Torturato e abusato in carcere, il testimone-chiave "non ricorda"
Tutta una serie di "non ricordo", "io questo non l’ho mai detto", "io non ho so nulla". E’ ripreso il processo a carico di due campani, in carcere per scontare una pena a 30 anni, accusati aver abusato sessualmente e di aver torturato un giovane italiano, assistito da Olivia Nati, mentre i tre erano detenuti nel carcere della Dogaia. Le ipotesi di reato sono violenza sessuale di gruppo (la pena base parte da 8 anni), lesioni e tortura in quanto la vittima era affidata al controllo delle guardie.

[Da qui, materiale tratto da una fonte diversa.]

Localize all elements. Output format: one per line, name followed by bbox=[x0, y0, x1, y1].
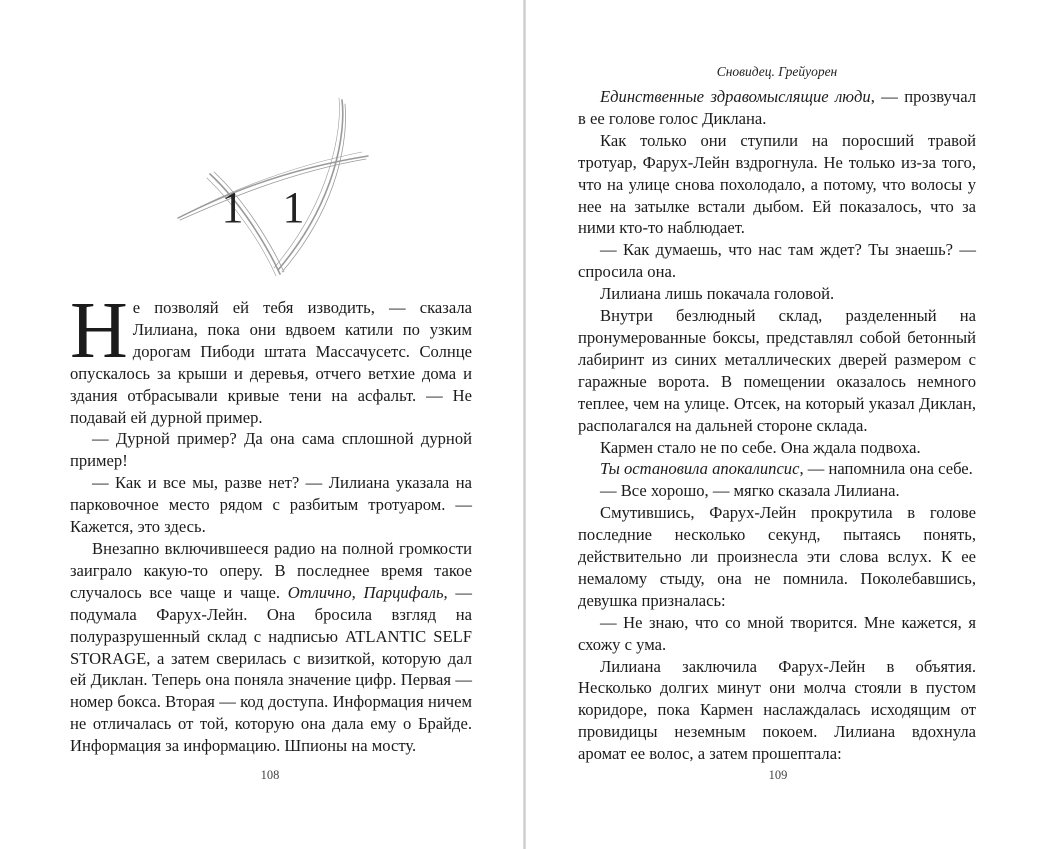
paragraph: — Как и все мы, разве нет? — Лилиана указала на парковочное место рядом с разбитым тротуаром. — Кажется, это здесь. bbox=[70, 473, 472, 537]
paragraph: Кармен стало не по себе. Она ждала подвоха. bbox=[600, 437, 921, 457]
left-body-text bbox=[70, 287, 472, 757]
drop-cap: Н bbox=[70, 287, 128, 375]
paragraph: Ты остановила апокалипсис, — напомнила она себе. bbox=[600, 459, 973, 479]
right-body-text bbox=[578, 86, 976, 765]
paragraph: Внутри безлюдный склад, разделенный на пронумерованные боксы, представлял собой бетонный лабиринт из синих металлических дверей размером с гаражные ворота. В помещении оказалось немного теплее, чем на улице. Отсек, на который указал Диклан, располагался на дальней стороне склада. bbox=[578, 306, 976, 435]
page-number-left: 108 bbox=[260, 768, 280, 782]
paragraph: Единственные здравомыслящие люди, — прозвучал в ее голове голос Диклана. bbox=[578, 87, 976, 128]
paragraph: Внезапно включившееся радио на полной громкости заиграло какую-то оперу. В последнее время такое случалось все чаще и чаще. Отлично, Парцифаль, — подумала Фарух-Лейн. Она бросила взгляд на полуразрушенный склад с надписью ATLANTIC SELF STORAGE, а затем сверилась с визиткой, которую дал ей Диклан. Теперь она поняла значение цифр. Первая — номер бокса. Вторая — код доступа. Информация ничем не отличалась от той, которую она дала ему о Брайде. Информация за информацию. Шпионы на мосту. bbox=[70, 538, 472, 756]
paragraph: Как только они ступили на поросший травой тротуар, Фарух-Лейн вздрогнула. Не только из-за того, что на улице снова похолодало, а потому, что волосы у нее на затылке встали дыбом. Ей показалось, что за ними кто-то наблюдает. bbox=[578, 130, 976, 238]
paragraph: Лилиана лишь покачала головой. bbox=[600, 284, 835, 304]
page-number-right: 109 bbox=[768, 768, 788, 782]
chapter-number: 1 1 bbox=[221, 183, 319, 232]
left-page bbox=[0, 0, 524, 849]
running-head: Сновидец. Грейуорен bbox=[716, 64, 838, 79]
paragraph: Смутившись, Фарух-Лейн прокрутила в голове последние несколько секунд, пытаясь понять, действительно ли произнесла эти слова вслух. К ее немалому стыду, она не помнила. Поколебавшись, девушка призналась: bbox=[578, 503, 976, 610]
book-spine bbox=[523, 0, 526, 849]
paragraph: — Не знаю, что со мной творится. Мне кажется, я схожу с ума. bbox=[578, 612, 976, 654]
paragraph: — Все хорошо, — мягко сказала Лилиана. bbox=[600, 481, 900, 501]
paragraph: Лилиана заключила Фарух-Лейн в объятия. Несколько долгих минут они молча стояли в пустом коридоре, пока Кармен наслаждалась исходящим от провидицы неземным покоем. Лилиана вдохнула аромат ее волос, а затем прошептала: bbox=[578, 656, 976, 764]
paragraph: — Как думаешь, что нас там ждет? Ты знаешь? — спросила она. bbox=[578, 240, 976, 282]
paragraph: Не позволяй ей тебя изводить, — сказала Лилиана, пока они вдвоем катили по узким дорогам Пибоди штата Массачусетс. Солнце опускалось за крыши и деревья, отчего ветхие дома и здания отбрасывали кривые тени на асфальт. — Не подавай ей дурной пример. bbox=[70, 287, 472, 427]
paragraph: — Дурной пример? Да она сама сплошной дурной пример! bbox=[70, 429, 472, 471]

Questa volta a salire sul banco degli imputati è stato un ex detenuto che all’epoca dei fatti rese alcune dichiarazioni su quello che era accaduto in quei maledetti quattro giorni in cui il giovane entrò alla Dogaia dopo una condanna per furto a un anno e 4 mesi. La detenzione doveva durare pochi giorni in quanto, a causa di una aggravante, era necessario il passaggio in cella prima di poter accedere alla messa alla prova, la possibilità di scontare la pena facendo lavori socialmente utili. In realtà, la permanenza alla Dogaia si trasformò subito in un incubo per il giovane che venne bullizzato, offeso, picchiato e abusato dai due compagni di cella. Ieri era stato chiamato a deporre il testimone-chiave che, in realtà, ha detto di non ricordare nulla negando anche quello che lui stesso aveva dichiarato a verbale durante le indagini. L’uomo ha perfino negato che quella sul verbale fosse la sua firma. Durante la scorsa udienza era stata sentita anche una guardia che prestava servizio nella sezione dove era detenuta la vittima che, come il detenuto di ieri, ha dichiarato di non ricordare nulla. Un processo difficile anche per la scarsa collaborazione delle persone coinvolte. Possibile che nessuno ricordi nulla? Possibile che il detenuto non riconosca neppure la sua firma? Il giudice ha deciso di andare avanti senza accettare nessuna contestazione sull’atteggiamento del testimone. L’udienza è stata rinviata a settembre.